A única “vida dupla” que acompanhamos da protagonista Cassandra é a jornada diária de motogirl durante o dia, e cantora de bar nas noites paulistanas pela noite — ofício que cumpre com maestria e com ajuda das melodias de Vanusa, sua musa maior, e cuja canção “manhãs de setembro” nomeia a série —. E pasme, estamos diante de uma mulher trans vivendo no auge: recém-chegada ao seu primeiro apartamento alugado, ela tem um namorado que a ama, Ivaldo (Thomás Aquino), além de uma rede de proteção formada por amigos fieis.

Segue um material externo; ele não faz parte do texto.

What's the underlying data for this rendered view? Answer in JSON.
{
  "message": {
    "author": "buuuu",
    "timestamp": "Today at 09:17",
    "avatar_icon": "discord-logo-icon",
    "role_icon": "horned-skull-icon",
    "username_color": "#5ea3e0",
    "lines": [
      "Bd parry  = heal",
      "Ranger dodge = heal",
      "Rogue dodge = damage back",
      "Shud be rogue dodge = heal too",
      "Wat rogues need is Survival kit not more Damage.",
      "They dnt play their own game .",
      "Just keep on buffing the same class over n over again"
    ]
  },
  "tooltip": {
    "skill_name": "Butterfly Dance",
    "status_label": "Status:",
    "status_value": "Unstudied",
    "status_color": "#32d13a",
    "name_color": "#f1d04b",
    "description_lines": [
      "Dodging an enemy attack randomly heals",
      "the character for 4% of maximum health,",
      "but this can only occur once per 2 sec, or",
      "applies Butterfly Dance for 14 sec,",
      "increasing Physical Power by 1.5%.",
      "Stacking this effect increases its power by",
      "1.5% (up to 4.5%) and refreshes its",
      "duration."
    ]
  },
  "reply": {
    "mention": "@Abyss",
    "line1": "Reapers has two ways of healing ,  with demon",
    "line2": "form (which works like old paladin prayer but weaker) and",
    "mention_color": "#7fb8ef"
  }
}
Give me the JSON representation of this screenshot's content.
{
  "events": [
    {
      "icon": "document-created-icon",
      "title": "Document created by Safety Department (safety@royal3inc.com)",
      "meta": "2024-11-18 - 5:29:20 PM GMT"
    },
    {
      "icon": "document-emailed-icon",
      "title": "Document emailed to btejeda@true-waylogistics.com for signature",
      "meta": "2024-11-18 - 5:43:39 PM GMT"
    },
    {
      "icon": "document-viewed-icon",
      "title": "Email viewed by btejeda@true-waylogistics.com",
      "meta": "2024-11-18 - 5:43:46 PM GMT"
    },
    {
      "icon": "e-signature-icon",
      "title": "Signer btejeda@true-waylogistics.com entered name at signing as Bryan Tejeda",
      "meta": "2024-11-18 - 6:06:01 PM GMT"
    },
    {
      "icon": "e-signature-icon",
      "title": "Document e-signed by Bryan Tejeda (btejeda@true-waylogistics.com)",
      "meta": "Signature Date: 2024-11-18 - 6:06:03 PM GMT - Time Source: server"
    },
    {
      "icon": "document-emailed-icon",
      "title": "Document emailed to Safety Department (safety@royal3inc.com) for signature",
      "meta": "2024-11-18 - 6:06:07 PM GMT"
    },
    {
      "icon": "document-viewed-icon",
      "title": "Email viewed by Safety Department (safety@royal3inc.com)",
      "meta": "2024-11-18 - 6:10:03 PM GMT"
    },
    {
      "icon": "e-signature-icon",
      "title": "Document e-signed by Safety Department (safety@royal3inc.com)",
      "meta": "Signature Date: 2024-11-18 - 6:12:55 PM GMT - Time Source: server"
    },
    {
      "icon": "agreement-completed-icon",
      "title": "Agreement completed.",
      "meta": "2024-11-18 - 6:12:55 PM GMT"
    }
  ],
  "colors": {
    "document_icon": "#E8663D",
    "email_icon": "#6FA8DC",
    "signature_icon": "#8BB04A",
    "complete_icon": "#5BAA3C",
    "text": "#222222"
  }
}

Para a cantora e atriz Liniker, que encara sua primeira protagonista, foi a possibilidade de criar um imaginário real através de Cassandra que despertou a vontade de embarcar no projeto ambicioso. “Poder compôr uma figura a partir de um ponto de vista regado de afeto e de proteção foi uma das coisas que mais me emocionou quando li o roteiro", contou em coletiva. "Ela tem relações humanas e sociais, fora do lugar 'engavetado' ou 'encaixotado' que muitas narrativas e olhares cinematográficos oferecem para mulheres pretas e trans”.
E nada parece quebrar o seu espírito da nossa leading lady, nem mesmo a visita surpresa de Leide (Karine Teles), com quem Cassandra se relacionou no passado, acompanhada de Gersinho (Gustavo Coelho), que diz ser filho da protagonista. A produção, essencialmente, quer amplificar as diferentes vozes e experiências de um Brasil tão vasto. “É algo muito complicado, já que estamos falando essencialmente de história humanas”, contou Malu Miranda, Head de Conteúdo Original para o Brasil do Amazon Studios.
Entretanto, é na própria Cassandra que a líder de originais enxerga uma história de fácil identificação e o chamariz para um grande público. “Ela é uma mulher complexa, mas livre e independente. É só mais uma pessoa querendo viver sua vida de forma autêntica e desimpedida”, diz, associando Cassandra com Fleabag, personagem-título da série britânica, e Miriam Maisel, de Marvelous Mrs. Maisel, rostos oficias de títulos premiados da empresa.
Claro que a tarefa não está somente em cima dos talentos envolvidos, como também para o Prime Video, que estreia a série simultaneamente em outros 140 países. Muito visada pela divisão nacional, Manhãs de Setembro foi destaque até mesmo em uma das edições de maio da Entertainment Weekly, o principal tabloide americano de cobertura de entretenimento. E assim como Transparent, criação de Joey Soloway, e tida como o verdadeiro divisor de águas para os estúdios do streaming, a criação de Josefina Trotta, e escrita ao lado de Alice Marcone e Marcelo Montenegro, quer mais é amplificar a experiência humana.
“Poder viver uma personagem travesti que tem uma casa já significa muito, vocês não têm ideia”, conclui Liniker, que vê em Cassandra a possibilidade de uma nova representação para todo um grupo. Além de esperança, muita esperança.